Tulungagung menjadi lokasi kali pertama ikut balap resmi Juni 2016 lalu. Selanjutnya hingga kini terus aktif ikut balap drag di berbagai kota. Beberapa di antaranya di Kediri meraih podium V, di Surabaya meraih podium II, dan di Jawa Tengah (Jateng) meraih podium III.

Di Tulungagung, dia merupakan pembalap wanita yang pernah meraih podium IV dan II.

Di ajang road race juga kerap meraih podium. Bahkan belum lama ini, berhasil menjadi juara di ajang road race di Tulungagung.

Daerah lain yang juga pernah disinggahi untuk ikut balap drag yakni Blitar, Trenggalek, Pare, Mojokerto, Madiun, Ponorogo, termasuk luar Jawa Timur (Jatim) yakni di sirkuit Gantiwarno Drag Streep (GDS) Klaten, Jateng.

“Awal balap kalau tidak salah event kejurda. Cewek-nya ada dua, saya dan alm. Riska Cibel 133. Awal balap belum podium, dapet peringkat ke-16 dari 95 peserta di kelas bricket 9,” ungkapnya.

Wanita berjilbab ini mengaku, hal tersulit dalam balap drag salah satunya yakni menjaga kestabilan saat melaju di lintasan. Ini bisa disebabkan kurang adaptasi dengan motor.
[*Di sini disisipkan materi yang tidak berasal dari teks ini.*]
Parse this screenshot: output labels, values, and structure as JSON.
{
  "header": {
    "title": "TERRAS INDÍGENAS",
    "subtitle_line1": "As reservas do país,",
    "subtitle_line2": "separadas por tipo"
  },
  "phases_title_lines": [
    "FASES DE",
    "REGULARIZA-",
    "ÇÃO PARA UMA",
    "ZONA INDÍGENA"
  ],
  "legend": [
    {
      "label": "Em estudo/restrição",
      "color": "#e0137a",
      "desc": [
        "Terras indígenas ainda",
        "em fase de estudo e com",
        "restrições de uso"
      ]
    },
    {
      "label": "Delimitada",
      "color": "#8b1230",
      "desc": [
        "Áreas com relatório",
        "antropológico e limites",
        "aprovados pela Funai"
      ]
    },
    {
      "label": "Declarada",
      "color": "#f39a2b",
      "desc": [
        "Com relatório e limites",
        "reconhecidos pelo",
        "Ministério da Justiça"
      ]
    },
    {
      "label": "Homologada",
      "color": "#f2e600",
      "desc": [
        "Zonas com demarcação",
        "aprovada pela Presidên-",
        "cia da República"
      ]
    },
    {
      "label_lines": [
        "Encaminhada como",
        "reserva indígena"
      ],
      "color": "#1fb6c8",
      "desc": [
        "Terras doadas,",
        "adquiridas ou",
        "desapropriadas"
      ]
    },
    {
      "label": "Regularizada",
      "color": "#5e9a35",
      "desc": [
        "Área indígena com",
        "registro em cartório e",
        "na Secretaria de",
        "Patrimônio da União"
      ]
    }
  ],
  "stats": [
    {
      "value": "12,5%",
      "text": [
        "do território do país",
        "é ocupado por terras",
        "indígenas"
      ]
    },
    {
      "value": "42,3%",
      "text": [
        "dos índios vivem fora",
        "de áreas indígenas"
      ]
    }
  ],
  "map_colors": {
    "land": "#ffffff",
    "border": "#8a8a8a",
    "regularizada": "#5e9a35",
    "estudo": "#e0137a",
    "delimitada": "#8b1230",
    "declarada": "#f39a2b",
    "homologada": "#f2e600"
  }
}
Dia tidak menampik pernah terjatuh dan mengalami cedera ringan. Karena itulah dibutuhkan latihan dan sharing dengan mekanik agar permasalahan motor bisa diselesaikan.

“Pernah jatuh. Motor yang pernah saya pakai drag yakni Matic 200cc, Fu 150, FU 155, Jupiter 130cc, Ninja 150, Matik 130cc, dan FizR 116cc,” katanya.

Meski awalnya orang tua sempat melarang, dia berhasil meluluhkan hati. Yakni membuktikan kemampuan dengan meraih prestasi membanggakan. Akhirnya sampai kini, orang tua dan saudara mendukung.  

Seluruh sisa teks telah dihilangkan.